When Mother Blossom came she found all the children in the car with Aunt Polly to meet her. And the things they did during that one week, from another picnic to having all the new friends they had made at Brookside come to supper, including Mr. Sparks––well, Linda said there was more going on than there had been all through the summer, and Linda ought to have known!
“I s’pect Aunt Polly will miss us,” said Twaddles 181 the last morning of their visit, as Mother Blossom was buttoning Dot into a clean frock and Aunt Polly was on her knees locking the trunks.

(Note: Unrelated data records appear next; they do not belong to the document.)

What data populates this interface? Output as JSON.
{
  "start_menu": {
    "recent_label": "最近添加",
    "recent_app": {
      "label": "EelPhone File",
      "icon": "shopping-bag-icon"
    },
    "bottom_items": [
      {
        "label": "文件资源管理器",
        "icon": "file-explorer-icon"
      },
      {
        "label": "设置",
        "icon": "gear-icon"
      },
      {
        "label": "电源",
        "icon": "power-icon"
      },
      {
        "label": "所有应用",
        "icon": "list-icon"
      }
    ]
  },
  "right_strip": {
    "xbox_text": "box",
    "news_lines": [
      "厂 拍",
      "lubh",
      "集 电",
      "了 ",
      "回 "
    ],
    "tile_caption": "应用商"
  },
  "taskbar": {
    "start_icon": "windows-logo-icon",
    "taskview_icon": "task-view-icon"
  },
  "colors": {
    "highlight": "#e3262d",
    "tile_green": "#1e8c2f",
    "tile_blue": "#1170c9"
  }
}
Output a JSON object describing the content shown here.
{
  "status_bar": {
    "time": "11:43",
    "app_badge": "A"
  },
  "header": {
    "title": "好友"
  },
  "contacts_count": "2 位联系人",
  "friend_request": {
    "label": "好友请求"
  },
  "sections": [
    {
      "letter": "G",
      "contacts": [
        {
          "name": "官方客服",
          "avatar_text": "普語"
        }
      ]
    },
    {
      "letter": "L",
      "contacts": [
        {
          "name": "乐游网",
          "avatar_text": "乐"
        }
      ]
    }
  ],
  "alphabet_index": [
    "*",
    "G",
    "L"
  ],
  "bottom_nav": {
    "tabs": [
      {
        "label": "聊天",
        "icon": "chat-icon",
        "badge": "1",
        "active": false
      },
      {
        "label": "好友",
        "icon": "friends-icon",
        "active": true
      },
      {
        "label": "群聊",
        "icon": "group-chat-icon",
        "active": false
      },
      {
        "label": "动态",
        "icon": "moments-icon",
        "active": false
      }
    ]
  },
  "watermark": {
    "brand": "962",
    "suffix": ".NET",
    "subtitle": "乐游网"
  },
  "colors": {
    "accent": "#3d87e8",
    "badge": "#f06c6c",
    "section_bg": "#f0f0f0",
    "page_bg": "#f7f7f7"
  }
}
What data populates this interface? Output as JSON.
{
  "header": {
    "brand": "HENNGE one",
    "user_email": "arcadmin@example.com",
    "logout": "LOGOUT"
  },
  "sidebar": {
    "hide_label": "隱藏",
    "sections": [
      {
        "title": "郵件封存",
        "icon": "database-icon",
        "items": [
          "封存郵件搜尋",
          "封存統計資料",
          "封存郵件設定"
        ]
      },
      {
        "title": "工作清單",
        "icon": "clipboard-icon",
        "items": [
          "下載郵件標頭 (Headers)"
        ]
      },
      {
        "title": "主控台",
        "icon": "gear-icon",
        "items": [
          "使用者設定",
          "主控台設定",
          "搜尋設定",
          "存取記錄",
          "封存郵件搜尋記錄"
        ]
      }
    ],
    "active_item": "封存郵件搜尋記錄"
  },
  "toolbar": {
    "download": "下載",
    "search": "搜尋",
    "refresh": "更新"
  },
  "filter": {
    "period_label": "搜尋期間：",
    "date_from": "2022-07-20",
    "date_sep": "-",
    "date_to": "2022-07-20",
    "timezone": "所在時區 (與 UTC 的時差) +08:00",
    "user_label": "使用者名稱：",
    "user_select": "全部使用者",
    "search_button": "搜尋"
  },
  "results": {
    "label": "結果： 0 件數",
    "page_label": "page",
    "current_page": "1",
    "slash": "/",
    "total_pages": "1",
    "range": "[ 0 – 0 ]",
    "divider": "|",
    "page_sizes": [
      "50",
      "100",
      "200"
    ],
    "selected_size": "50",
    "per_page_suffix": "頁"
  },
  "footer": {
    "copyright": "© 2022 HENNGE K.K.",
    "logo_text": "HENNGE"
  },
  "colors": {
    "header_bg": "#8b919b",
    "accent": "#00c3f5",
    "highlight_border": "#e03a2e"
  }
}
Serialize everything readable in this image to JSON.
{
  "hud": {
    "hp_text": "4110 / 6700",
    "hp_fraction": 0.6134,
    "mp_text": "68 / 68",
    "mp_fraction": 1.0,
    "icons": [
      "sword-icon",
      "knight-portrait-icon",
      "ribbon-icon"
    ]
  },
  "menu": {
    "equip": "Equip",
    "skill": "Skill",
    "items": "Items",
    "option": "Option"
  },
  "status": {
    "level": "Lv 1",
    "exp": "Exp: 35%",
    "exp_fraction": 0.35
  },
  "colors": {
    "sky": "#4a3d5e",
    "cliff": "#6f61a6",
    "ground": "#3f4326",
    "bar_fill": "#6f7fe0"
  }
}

“I s’pect I shall,” said Aunt Polly, tears in her kind eyes.
This was too much for Twaddles.
“You come and stay at our house,” he told her earnestly. “And you can come and visit school.”
For the twins still insisted they were going to school.
Aunt Polly promised that she would come to see them some time during the winter and that she wouldn’t cry any more but just remember the nice times they had had together that summer.
“And if you go to school, you’ll learn to write, and then I shall look for letters,” she said seriously.
So the four little Blossoms started home for Oak Hill and found a Daddy Blossom there very glad to see them, as well as Norah and Sam and Philip, who, as Meg observed, had “grown considerable.” He wasn’t lame any more, either.
And if you want to read about what Meg and Bobby did in school, and how the twins contrived to go to school, too, in spite of the fact that they were only four years old, you must read the next book about them which is called “Four Little Blossoms at Oak Hill School.”
“Oh, but it’s been a perfectly lovely summer, hasn’t it?” said Meg, while she was helping unpack her things.
“Best ever,” declared Bobby.
“And just think––we own a cow!” cried Dot.
“And maybe––when she gets big––we can milk her,” added Twaddles. “Oh, I like the country––I do.”
“Let’s all buy a farm when we grow up,” suggested Bobby.
“Let’s!” all the others cried in chorus.